Das Traditions-Turnier am Hamburger Rothenbaum ist von den Reformplänen des ATP-Chefs Etienne de Villiers bedroht. Doch der DTB will am Mai-Termin festhalten und lehnt einen Kombi-Event strikt ab.

Der Deutsche Tennis Bund (DTB) will sich den Reformplänen des neuen ATP-Bosses Etienne de Villiers nicht beugen. Auf keinen Fall wolle sich der Verband um die Ausrichtung eines kombinierten Turniers für Frauen und Männer im Vorfeld der French Open in Paris bewerben. Das erklärte Walter Knapper, Turnierdirektor des Masters am Hamburger Rothenbaum, am Montag. Allerdings will der Verband alles daran setzen, um seinen traditionellen Termin Mitte Mai zu behalten.

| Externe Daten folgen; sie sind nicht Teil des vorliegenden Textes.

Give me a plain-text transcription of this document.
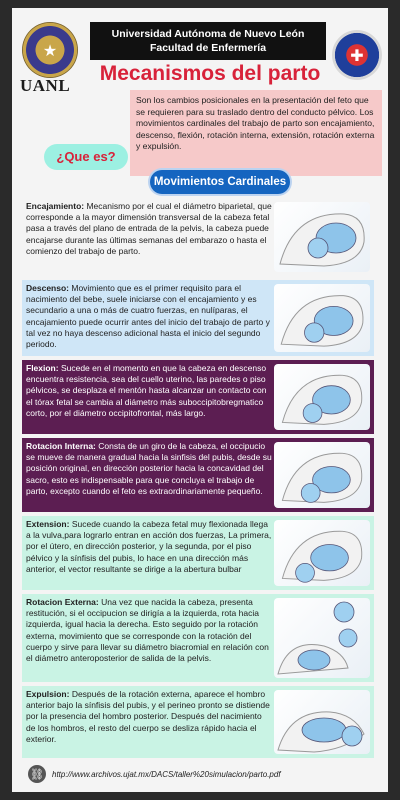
★
UANL
Universidad Autónoma de Nuevo León
Facultad de Enfermería	✚
Mecanismos del parto
Son los cambios posicionales en la presentación del feto que se requieren para su traslado dentro del conducto pélvico. Los movimientos cardinales del trabajo de parto son encajamiento, descenso, flexión, rotación interna, extensión, rotación externa y expulsión.
¿Que es?
Movimientos Cardinales
Encajamiento: Mecanismo por el cual el diámetro biparietal, que corresponde a la mayor dimensión transversal de la cabeza fetal pasa a través del plano de entrada de la pelvis, la cabeza puede encajarse durante las últimas semanas del embarazo o hasta el comienzo del trabajo de parto.
Descenso: Movimiento que es el primer requisito para el nacimiento del bebe, suele iniciarse con el encajamiento y es secundario a una o más de cuatro fuerzas, en nulíparas, el encajamiento puede ocurrir antes del inicio del trabajo de parto y tal vez no haya descenso adicional hasta el inicio del segundo periodo.
Flexion: Sucede en el momento en que la cabeza en descenso encuentra resistencia, sea del cuello uterino, las paredes o piso pélvicos, se desplaza el mentón hasta alcanzar un contacto con el tórax fetal se cambia al diámetro más suboccipitobregmatico corto, por el diámetro occipitofrontal, más largo.
Rotacion Interna: Consta de un giro de la cabeza, el occipucio se mueve de manera gradual hacia la sinfisis del pubis, desde su posición original, en dirección posterior hacia la concavidad del sacro, esto es indispensable para que concluya el trabajo de parto, excepto cuando el feto es extraordinariamente pequeño.
Extension: Sucede cuando la cabeza fetal muy flexionada llega a la vulva,para lograrlo entran en acción dos fuerzas, La primera, por el útero, en dirección posterior, y la segunda, por el piso pélvico y la sínfisis del pubis, lo hace en una dirección más anterior, el vector resultante se dirige a la abertura bulbar
Rotacion Externa: Una vez que nacida la cabeza, presenta restitución, si el occipucion se dirigía a la izquierda, rota hacia izquierda, igual hacia la derecha. Esto seguido por la rotación externa, movimiento que se corresponde con la rotación del cuerpo y sirve para llevar su diámetro biacromial en relación con el diámetro anteroposterior de salida de la pelvis.
Expulsion: Después de la rotación externa, aparece el hombro anterior bajo la sínfisis del pubis, y el perineo pronto se distiende por la presencia del hombro posterior. Después del nacimiento de los hombros, el resto del cuerpo se desliza rápido hacia el exterior.
⛓ http://www.archivos.ujat.mx/DACS/taller%20simulacion/parto.pdf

Die Diskussionen um die Zukunft der Traditionsveranstaltung in der Hansestadt waren aufgekommen, nachdem de Villiers ab 2009 tiefgreifende Reformen des Turnier-Kalenders angekündigt hatte.

Kombi-Events bedrohen Prestige der Traditions-Turniere

Die ATP möchte künftig vor den Grand-Slam-Turnieren kombinierte Events gemeinsam mit der Frauen-Organisation WTA durchführen. Für den Mai-Termin vor den French Open ist dafür Madrid im Gespräch. Die traditionellen Veranstaltungen in Hamburg, Rom und Monte Carlo würden in dem Fall an Prestige verlieren oder der Reform komplett zum Opfer fallen.

"Wir kämpfen gemeinsam dafür, dass der Kalender so erhalten bleibt", erklärte Knapper, der sich mit seinen Kollegen aus Monte Carlo und Rom einig ist: "Inzwischen haben auch die europäischen Spieler begriffen, was diese ATP-Pläne bedeuten würden."

Hamburg plant notfalls Hallenturnier

Sollte Hamburg dennoch den Mai-Termin verlieren, will sich der DTB mit der Colorline-Arena für eine Hallen-Veranstaltung im Herbst bewerben. Eine Verschiebung des Rothenbaum-Turniers in den Sommer kommt für Knapper nicht infrage.